Fraud ML for a payments platform at 20M transactions a month
2024-02-18 / 11 min / payments / fraud / ml / production
Cutting fraudulent transactions 70% and manual review load 55%. What actually worked, what the model could not solve on its own, and the three pieces we built before the model went live.
The setup
A US-based card payments processor running a high-throughput platform across card-present and card-not-present flows, serving ~20M transactions per month at a 99.999% availability target. Fraud and chargebacks were being caught by a mix of static rules and a manual review team. The catch rate was acceptable. The false-positive rate was bleeding good customers, and the review team had a multi-hour backlog on Mondays.
The goal was never to replace humans with a model. The goal was to make humans review fewer, higher-signal cases, and to declined-with-confidence on the obvious bad actors before they reached human eyes.
Three things we built before the model went anywhere near production
First, a labelled-event store. Every decision (rule fire, human verdict, chargeback outcome) was written to a single event log with stable schemas and the inputs the decision was made on. Without this, we would have had no honest training data and no way to measure regressions.

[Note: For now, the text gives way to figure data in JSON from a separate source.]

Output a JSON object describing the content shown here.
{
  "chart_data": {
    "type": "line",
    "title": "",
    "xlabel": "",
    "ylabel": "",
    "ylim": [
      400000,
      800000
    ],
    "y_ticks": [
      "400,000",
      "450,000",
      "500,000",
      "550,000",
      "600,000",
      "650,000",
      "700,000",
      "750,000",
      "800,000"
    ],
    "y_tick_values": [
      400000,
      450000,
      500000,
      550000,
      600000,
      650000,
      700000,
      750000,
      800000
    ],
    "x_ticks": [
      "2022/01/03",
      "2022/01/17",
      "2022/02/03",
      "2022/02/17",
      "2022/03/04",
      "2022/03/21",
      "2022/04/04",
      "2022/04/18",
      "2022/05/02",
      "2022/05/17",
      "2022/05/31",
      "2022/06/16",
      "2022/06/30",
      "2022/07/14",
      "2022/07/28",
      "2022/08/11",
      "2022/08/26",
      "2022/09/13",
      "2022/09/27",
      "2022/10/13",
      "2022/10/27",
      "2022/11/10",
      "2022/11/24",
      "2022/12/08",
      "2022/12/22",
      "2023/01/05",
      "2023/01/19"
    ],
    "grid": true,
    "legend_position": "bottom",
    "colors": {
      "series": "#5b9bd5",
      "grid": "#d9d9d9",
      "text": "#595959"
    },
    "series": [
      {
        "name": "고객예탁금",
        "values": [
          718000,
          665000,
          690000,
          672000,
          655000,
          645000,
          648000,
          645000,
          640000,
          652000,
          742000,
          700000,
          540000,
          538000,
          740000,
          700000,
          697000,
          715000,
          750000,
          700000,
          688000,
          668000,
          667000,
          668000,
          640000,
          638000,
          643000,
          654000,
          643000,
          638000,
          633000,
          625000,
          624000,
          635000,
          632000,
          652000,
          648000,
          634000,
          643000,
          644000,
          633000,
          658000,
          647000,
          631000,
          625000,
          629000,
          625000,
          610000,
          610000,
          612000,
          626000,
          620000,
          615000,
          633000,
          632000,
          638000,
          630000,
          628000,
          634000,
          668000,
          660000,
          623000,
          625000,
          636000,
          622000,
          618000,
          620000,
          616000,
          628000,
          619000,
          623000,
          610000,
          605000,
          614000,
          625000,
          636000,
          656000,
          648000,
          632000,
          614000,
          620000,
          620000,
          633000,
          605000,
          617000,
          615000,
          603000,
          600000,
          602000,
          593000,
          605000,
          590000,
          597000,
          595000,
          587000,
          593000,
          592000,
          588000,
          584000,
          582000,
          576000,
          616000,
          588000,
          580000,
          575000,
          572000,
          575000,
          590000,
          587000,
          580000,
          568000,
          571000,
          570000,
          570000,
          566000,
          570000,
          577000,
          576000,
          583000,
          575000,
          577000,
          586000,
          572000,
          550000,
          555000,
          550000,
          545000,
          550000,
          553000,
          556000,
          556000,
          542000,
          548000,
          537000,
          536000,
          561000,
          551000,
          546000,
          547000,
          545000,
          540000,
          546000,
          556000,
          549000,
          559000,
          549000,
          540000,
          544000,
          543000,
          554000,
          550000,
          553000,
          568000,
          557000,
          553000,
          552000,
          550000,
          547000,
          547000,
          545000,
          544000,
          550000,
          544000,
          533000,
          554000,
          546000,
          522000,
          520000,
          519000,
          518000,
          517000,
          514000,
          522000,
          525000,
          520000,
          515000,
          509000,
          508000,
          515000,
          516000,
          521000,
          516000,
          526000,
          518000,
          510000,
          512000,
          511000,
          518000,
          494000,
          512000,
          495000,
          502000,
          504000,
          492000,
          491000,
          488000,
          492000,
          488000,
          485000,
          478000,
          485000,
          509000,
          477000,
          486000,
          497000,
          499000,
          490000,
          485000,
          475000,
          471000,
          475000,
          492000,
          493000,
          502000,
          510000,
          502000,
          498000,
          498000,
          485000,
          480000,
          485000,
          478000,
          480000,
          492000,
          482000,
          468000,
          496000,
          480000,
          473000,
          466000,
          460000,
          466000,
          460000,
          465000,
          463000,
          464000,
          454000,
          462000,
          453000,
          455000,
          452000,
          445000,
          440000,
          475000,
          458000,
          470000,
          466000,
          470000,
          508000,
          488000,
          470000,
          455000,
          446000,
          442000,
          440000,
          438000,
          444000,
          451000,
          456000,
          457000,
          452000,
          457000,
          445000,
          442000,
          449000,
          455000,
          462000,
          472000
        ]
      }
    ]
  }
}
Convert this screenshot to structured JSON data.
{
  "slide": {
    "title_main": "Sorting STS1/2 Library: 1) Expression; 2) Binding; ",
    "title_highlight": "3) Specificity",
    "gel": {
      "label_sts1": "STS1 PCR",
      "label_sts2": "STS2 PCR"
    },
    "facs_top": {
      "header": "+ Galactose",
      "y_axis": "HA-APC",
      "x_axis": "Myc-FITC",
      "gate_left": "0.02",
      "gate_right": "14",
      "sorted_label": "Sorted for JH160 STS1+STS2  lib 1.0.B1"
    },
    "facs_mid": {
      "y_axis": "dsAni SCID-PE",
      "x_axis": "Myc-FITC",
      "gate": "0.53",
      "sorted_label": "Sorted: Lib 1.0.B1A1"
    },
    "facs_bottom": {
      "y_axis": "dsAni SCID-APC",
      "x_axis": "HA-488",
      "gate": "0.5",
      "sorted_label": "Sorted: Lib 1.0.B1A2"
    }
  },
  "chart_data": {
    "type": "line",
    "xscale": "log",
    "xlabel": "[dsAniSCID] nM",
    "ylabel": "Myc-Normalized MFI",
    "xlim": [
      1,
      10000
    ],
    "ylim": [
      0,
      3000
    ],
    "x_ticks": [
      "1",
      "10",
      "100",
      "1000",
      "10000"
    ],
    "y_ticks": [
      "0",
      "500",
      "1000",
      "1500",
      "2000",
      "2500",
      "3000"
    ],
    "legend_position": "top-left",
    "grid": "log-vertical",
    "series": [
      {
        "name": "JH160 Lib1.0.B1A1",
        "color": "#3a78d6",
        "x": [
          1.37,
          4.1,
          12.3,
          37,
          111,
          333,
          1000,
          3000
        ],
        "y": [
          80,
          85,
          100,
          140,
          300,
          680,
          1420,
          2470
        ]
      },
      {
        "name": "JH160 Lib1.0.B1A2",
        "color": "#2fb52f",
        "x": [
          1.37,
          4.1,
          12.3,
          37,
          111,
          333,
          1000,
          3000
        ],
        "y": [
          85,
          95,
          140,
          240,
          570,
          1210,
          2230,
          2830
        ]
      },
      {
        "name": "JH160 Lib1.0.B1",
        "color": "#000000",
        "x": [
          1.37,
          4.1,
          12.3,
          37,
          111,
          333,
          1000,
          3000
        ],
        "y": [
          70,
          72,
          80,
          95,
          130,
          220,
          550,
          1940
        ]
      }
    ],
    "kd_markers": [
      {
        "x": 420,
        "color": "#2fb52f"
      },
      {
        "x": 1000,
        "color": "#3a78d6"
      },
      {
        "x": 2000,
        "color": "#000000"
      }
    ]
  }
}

Second, a single review queue with priority. Rules and (later) model scores wrote into the same queue with a numeric priority. The queue was the only surface the review team worked from. This made it possible to swap scoring logic without disrupting the team.
Third, a rollback story. Every deployment of the scorer wrote a shadow score alongside the live decision for one week before it was allowed to influence anything. Promotion required a written diff of cohort movement vs. the previous scorer. No silent promotions.
The model
Gradient-boosted scorer (XGBoost) over engineered features: velocity windows on card and device, geolocation deltas, mismatch features between billing and shipping, BIN reputation, and merchant-segment risk scores. Trained on six months of labelled events with chargeback ground truth filled in on a 60-day lag.
The model did not autonomously decline anything in the first six weeks. Its score reordered the review queue and auto-cleared the bottom decile under monitoring. Each Monday we reviewed the auto-clear cohort against a sampled re-review and adjusted thresholds.
Once we had two months of post-promotion ground truth, we widened auto-clear and added a narrow auto-decline band on the top of the distribution. The bands grew per cohort: card-not-present first, card-present later, recurring billing never.
What we tried that did not pay off
A graph-based ring-detection layer over device and card co-occurrence looked great in offline eval. In production the lift was real but small, and the operational cost (nightly graph rebuilds, latency, on-call surface) did not justify it at our volume. We kept the feature pipeline and shelved the model.
We over-invested in probability calibration early. At our volumes, well-ordered scores were more valuable than well-calibrated ones. The reviewers worked off a ranked queue, not a probability, and the bands were tuned empirically.
The lesson worth keeping
Fraud ML projects do not fail because the model is bad. They fail because the team did not build the labelling, the queue, and the rollback story before the model went live. Build those three things first and you can ship a worse model that wins.
The 70% reduction in fraudulent transactions and the 55% reduction in manual review load did not come from the model alone. They came from the labelled event store that made every iteration honest, and the queue that let the team move faster without changing how they worked.